Он рассчитывал, что останется незамеченным, но ошибся. Услышал только, как снизу раздалось суматошное «Halt!», не глядя, кинул нож на крик, по хрипу понял, что попал, и в следующее мгновение длинная автоматная очередь оборвала его жизнь…
…— Обер-лейтенант Тило фон Брюнн, — растерянно проговорил старший патруля, рассматривая документы убитого. — И что на него нашло?..
— Может, был завербован русскими? — вяло предположил часовой, убивший Рана.
— Черт его знает, — пожал плечами третий. — В любом случае это уже неважно.
— Командир, — озабоченно проговорил бородатый, — знаешь, чего я думаю?
— Чего? — вяло откликнулся старший группы. После безрезультатных рысканий по летнему городу трое НКВДшников снова встретились на заранее оговоренном месте — в православном соборе на Немиге.
— В форму бы нам не мешало переодеться в немецкую. А то штатских к этим объектам вообще не пускают. Меня фриц у Дома правительства так шуганул — думал, сейчас пристрелит просто, и все.
— Точно, — поддакнул третий. — Сейчас нам эта маскировка, — он похлопал рукой по борту своего штатского пиджака, — уже без надобности. СС из города ушли, в лицо нас не знают, свидетелей боя на ипподроме нет… Чего таиться?
Старший по группе сосредоточенно перекрестился, глядя на образ. В соборе было довольно много людей. Шла служба. Пожилой священник возносил молитвы за сохранение города… «А при немцах небось молился за христолюбивое германское воинство», — со злобой подумал майор.
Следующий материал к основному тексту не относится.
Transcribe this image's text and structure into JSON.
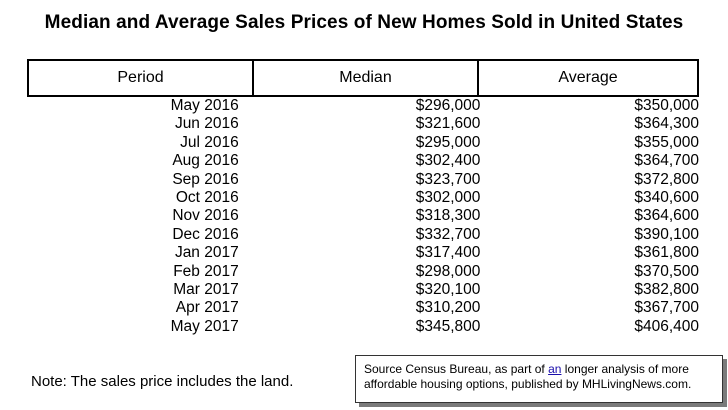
{
  "title": "Median and Average Sales Prices of New Homes Sold in United States",
  "table": {
    "headers": {
      "period": "Period",
      "median": "Median",
      "average": "Average"
    },
    "rows": [
      {
        "period": "May 2016",
        "median": "$296,000",
        "average": "$350,000"
      },
      {
        "period": "Jun 2016",
        "median": "$321,600",
        "average": "$364,300"
      },
      {
        "period": "Jul 2016",
        "median": "$295,000",
        "average": "$355,000"
      },
      {
        "period": "Aug 2016",
        "median": "$302,400",
        "average": "$364,700"
      },
      {
        "period": "Sep 2016",
        "median": "$323,700",
        "average": "$372,800"
      },
      {
        "period": "Oct 2016",
        "median": "$302,000",
        "average": "$340,600"
      },
      {
        "period": "Nov 2016",
        "median": "$318,300",
        "average": "$364,600"
      },
      {
        "period": "Dec 2016",
        "median": "$332,700",
        "average": "$390,100"
      },
      {
        "period": "Jan 2017",
        "median": "$317,400",
        "average": "$361,800"
      },
      {
        "period": "Feb 2017",
        "median": "$298,000",
        "average": "$370,500"
      },
      {
        "period": "Mar 2017",
        "median": "$320,100",
        "average": "$382,800"
      },
      {
        "period": "Apr 2017",
        "median": "$310,200",
        "average": "$367,700"
      },
      {
        "period": "May 2017",
        "median": "$345,800",
        "average": "$406,400"
      }
    ]
  },
  "note": "Note: The sales price includes the land.",
  "source": {
    "text_before": "Source Census Bureau, as part of ",
    "link_text": "an",
    "text_after_line1": " longer analysis of more",
    "line2": "affordable housing options, published by MHLivingNews.com."
  }
}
Ему захотелось выхватить пистолет и разрядить всю обойму в долгогривого.
— Ладно, — нехотя сказал он. — Сейчас расходимся. Всем достать форму, желательно рядовых. Нечего привлекать к себе внимание. Офицеры сейчас в Минске наперечет.
— Есть, — шепотом отозвались оба участника группы.
Глава 35
Настроение у Алекса Торнтона было превосходным. Бескрайние, причудливо изгибавшиеся коридоры Дома правительства начали ему даже нравиться. За каждым поворотом можно было ожидать опасность, а опасности лейтенант любил. Собственно, именно за этим он и пошел на службу в коммандос…
Иногда в кабинетах и залах гигантского здания ему попадались немцы. Видимо, встретить здесь незнакомца они не предполагали, потому что сразу вскакивали, начинали хмуриться, требовать документы и задавать глупые вопросы. В живых их Алекс не оставлял. Оружие для этого не требовалось, он мастерски владел техникой лишения жизни без всякого оружия. Умеючи человека можно убить даже пальцем. Нужно только знать место, в котором сосредоточена жизненная энергия.
Через четыре часа он мог бы поручиться, что в огромном доме нет ни одной живой души, кроме него самого. Конечно, немцы продолжали нести охрану здания по его периметру, но знали ли они, что охраняют пустоту?.. Чувствуя себя хозяином дворца, Алекс танцующей походкой вошел в какой-то кабинет, на дверях которого еще красовалась немецкая табличка. И остановился, увидев за столом, под покосившимся портретом Гитлера, худощавого мужчину средних лет в штатском. Он робко сидел на краешке роскошного кожаного кресла и, по-видимому, чувствовал себя крайне неуютно.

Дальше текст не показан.